Friday, May 22, 2015

Supreme Court Rules ERISA Fiduciaries have Continuing Duty to Monitor

In a unanimous opinion issued on May 18, 2015, the Supreme Court confirmed a continuing duty of ERISA trustees to monitor investments. Although the case involved a complicated procedural history before arriving at the Supreme Court, the lawsuit presented a fairly simple question: is it sufficient for the ERISA duty of prudence that the fiduciary make prudent decisions to invest in the first instance, or must the fiduciary also make prudent ongoing decisions about whether it should change the composition of the plan’s portfolio or otherwise sell assets?  


The case, Tibble v. Edison International, was brought by participants in the 401(k) plans of Edison International.
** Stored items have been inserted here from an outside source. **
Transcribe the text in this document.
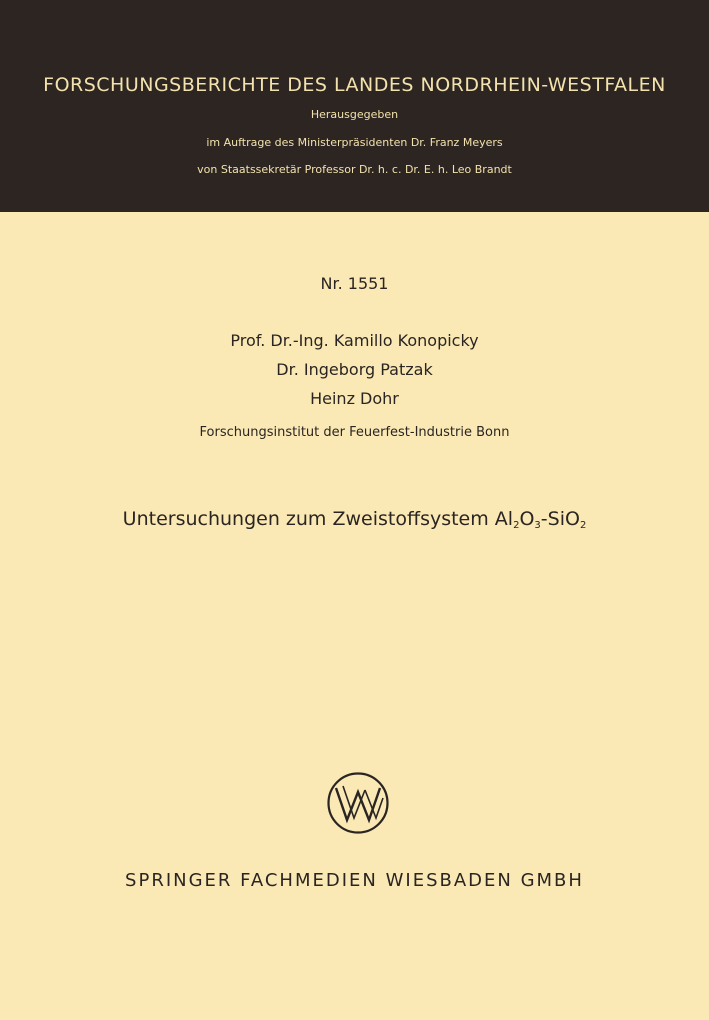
FORSCHUNGSBERICHTE DES LANDES NORDRHEIN-WESTFALEN
Herausgegeben
im Auftrage des Ministerpräsidenten Dr. Franz Meyers
von Staatssekretär Professor Dr. h. c. Dr. E. h. Leo Brandt
Nr. 1551
Prof. Dr.-Ing. Kamillo Konopicky
Dr. Ingeborg Patzak
Heinz Dohr
Forschungsinstitut der Feuerfest-Industrie Bonn
Untersuchungen zum Zweistoffsystem $Al_2O_3-SiO_2$
SPRINGER FACHMEDIEN WIESBADEN GMBH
The trustees of the 401(k) plans invested in “retail-class” shares of certain mutual funds, despite the availability of “institutional-class” shares offered by those same funds that were nearly identical but charged lower fees. The retail shares remained in the 401(k) plans’ portfolios for many years. The plan participants wished to challenge the prudence of the investments in retail shares versus institutional shares, but ERISA’s six-year statute of limitations barred any challenge to the original purchase. Instead, the plan participants alleged that the trustees violated their fiduciary duties under ERISA because they failed to monitor appropriately the investments on an ongoing basis and notice that almost identical shares with lower fees were available the whole time. Under this theory, the trustees’ alleged breach was an ongoing one and not barred by the statute of limitations.  


A unanimous Supreme Court agreed with the plan participants, finding: “[u]nder trust law, a trustee has a continuing duty to monitor trust investments and remove imprudent ones. This continuing duty exists separate and apart from the trustee’s duty to exercise prudence in selecting investments at the outset. . . . So long as a plaintiff’s claims alleging breach of the continuing duty of prudence occurred within six years of suit, the claim is timely."


The Court’s opinion does not end the dispute in Tibble v. Edison International, however. Having found that an ERISA trustee has an ongoing duty to monitor investments and that the participants’ claims are not barred by ERISA’s statute of limitations, the case has been remanded back to the lower court to consider the merits of those claims.